Quels sont les investissements concernés ?
Ces nouvelles mesures rappellent, si besoin était, que la loi sur la sécurité nationale est supérieure à la loi sur les investissements étrangers.
Les investissements étrangers inclus dans le champ d’application de cette nouvelle règlementation visent toute forme d’investissement, à la fois les fusions et acquisitions, les investissements directs, les investissements indirects, les nouveaux investissements et les réinvestissements effectués par des investisseurs étrangers par l’intermédiaire de la structure VIE ou d’entreprises à investissement étranger établies sur leur territoire.

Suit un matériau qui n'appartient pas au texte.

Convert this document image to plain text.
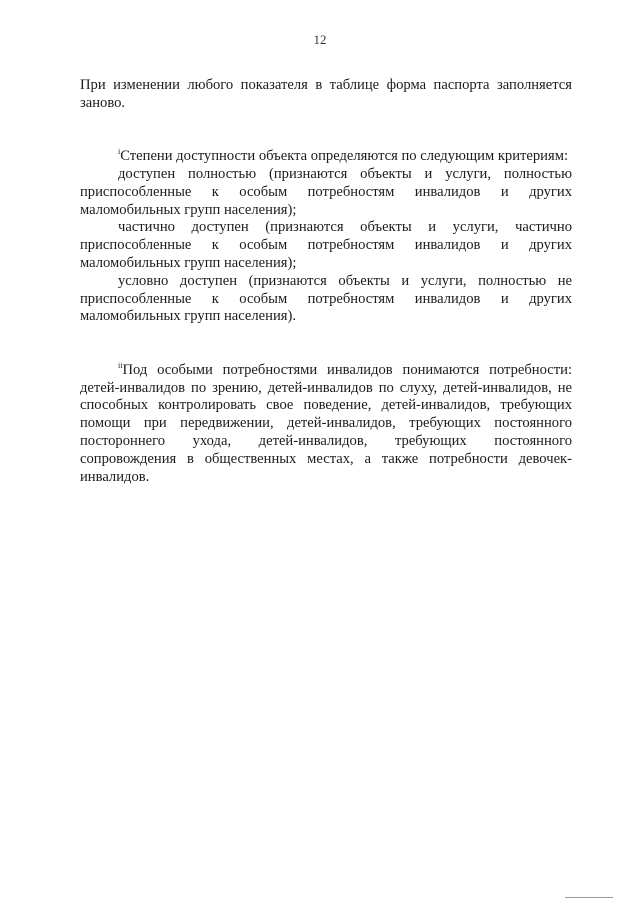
12

При изменении любого показателя в таблице форма паспорта заполняется заново.

$^i$Степени доступности объекта определяются по следующим критериям:

доступен полностью (признаются объекты и услуги, полностью приспособленные к особым потребностям инвалидов и других маломобильных групп населения);

частично доступен (признаются объекты и услуги, частично приспособленные к особым потребностям инвалидов и других маломобильных групп населения);

условно доступен (признаются объекты и услуги, полностью не приспособленные к особым потребностям инвалидов и других маломобильных групп населения).

$^{ii}$Под особыми потребностями инвалидов понимаются потребности: детей-инвалидов по зрению, детей-инвалидов по слуху, детей-инвалидов, не способных контролировать свое поведение, детей-инвалидов, требующих помощи при передвижении, детей-инвалидов, требующих постоянного постороннего ухода, детей-инвалидов, требующих постоянного сопровождения в общественных местах, а также потребности девочек-инвалидов.
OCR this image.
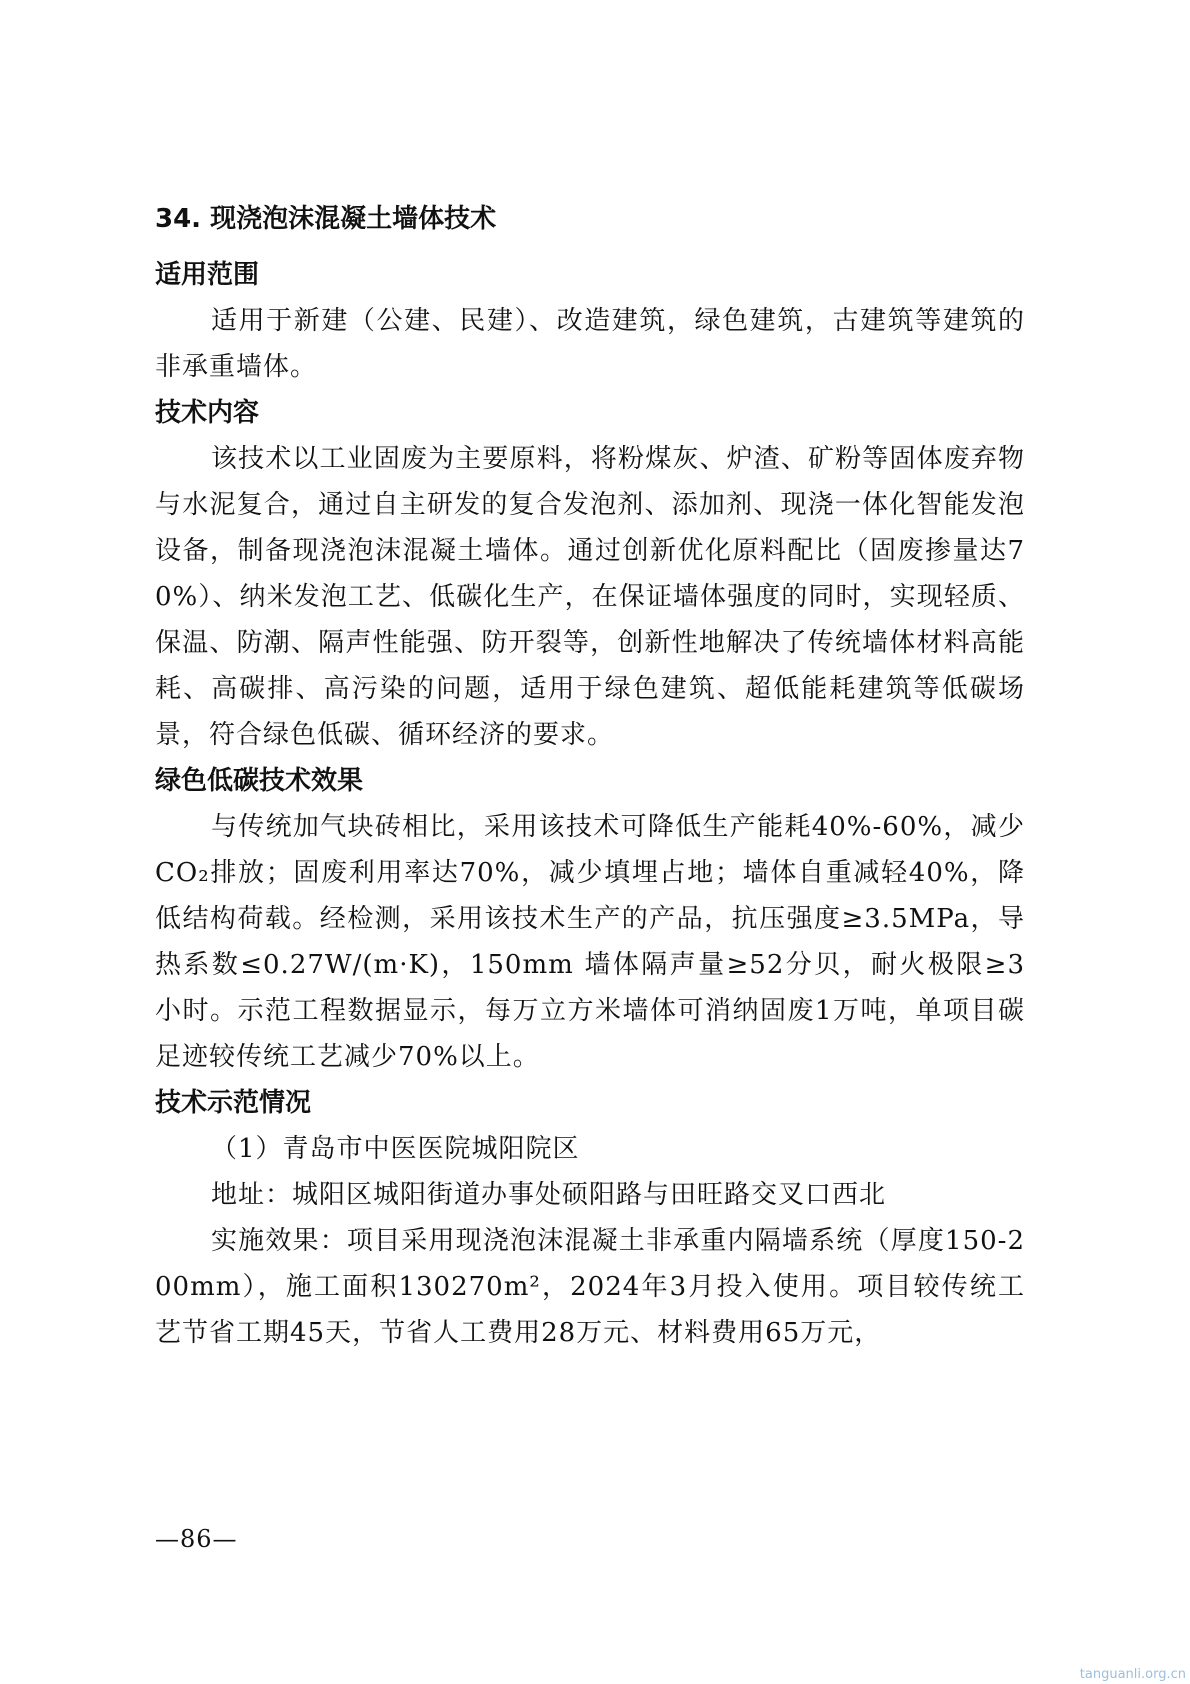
34. 现浇泡沫混凝土墙体技术
适用范围

适用于新建（公建、民建）、改造建筑，绿色建筑，古建筑等建筑的非承重墙体。

技术内容

该技术以工业固废为主要原料，将粉煤灰、炉渣、矿粉等固体废弃物与水泥复合，通过自主研发的复合发泡剂、添加剂、现浇一体化智能发泡设备，制备现浇泡沫混凝土墙体。通过创新优化原料配比（固废掺量达70%）、纳米发泡工艺、低碳化生产，在保证墙体强度的同时，实现轻质、保温、防潮、隔声性能强、防开裂等，创新性地解决了传统墙体材料高能耗、高碳排、高污染的问题，适用于绿色建筑、超低能耗建筑等低碳场景，符合绿色低碳、循环经济的要求。

绿色低碳技术效果

与传统加气块砖相比，采用该技术可降低生产能耗40%-60%，减少 CO₂排放；固废利用率达70%，减少填埋占地；墙体自重减轻40%，降低结构荷载。经检测，采用该技术生产的产品，抗压强度≥3.5MPa，导热系数≤0.27W/(m·K)，150mm 墙体隔声量≥52分贝，耐火极限≥3小时。示范工程数据显示，每万立方米墙体可消纳固废1万吨，单项目碳足迹较传统工艺减少70%以上。

技术示范情况

（1）青岛市中医医院城阳院区

地址：城阳区城阳街道办事处硕阳路与田旺路交叉口西北

实施效果：项目采用现浇泡沫混凝土非承重内隔墙系统（厚度150-200mm），施工面积130270m²，2024年3月投入使用。项目较传统工艺节省工期45天，节省人工费用28万元、材料费用65万元，

—86—
tanguanli.org.cn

Deux catégories d’investissement sont visées par les nouvelles mesures :
La première catégorie concerne les investissements dans des domaines liés à la défense et à la sécurité nationales ou les investissements à proximité d’installations militaires. Il n’y a pas de limite au montant des investissements dans cette catégorie, ni de limite au ratio de participation.
La deuxième catégorie concerne les investissements visant à prendre le contrôle effectif des entreprises dans les secteurs d’activités suivants : produits agricoles importants, des ressources et de l’énergie importantes, la fabrication d’équipements importants, des infrastructures importantes, des services de transport importants, des produits et services culturels importants, des produits et services importants dans le domaine des technologies de l’information et de l’Internet, des services financiers importants, des technologies clés et d’autres domaines importants liés à la sécurité nationale.
Même si les nouvelles mesures énumèrent précisément les secteurs qui nécessitent un « examen de la sécurité », les expressions sont encore relativement générales, l’autorité compétente disposera ainsi d’un large pouvoir discrétionnaire pour déterminer si les activités d’investissement concernées entrent dans le champ de l’examen de la sécurité.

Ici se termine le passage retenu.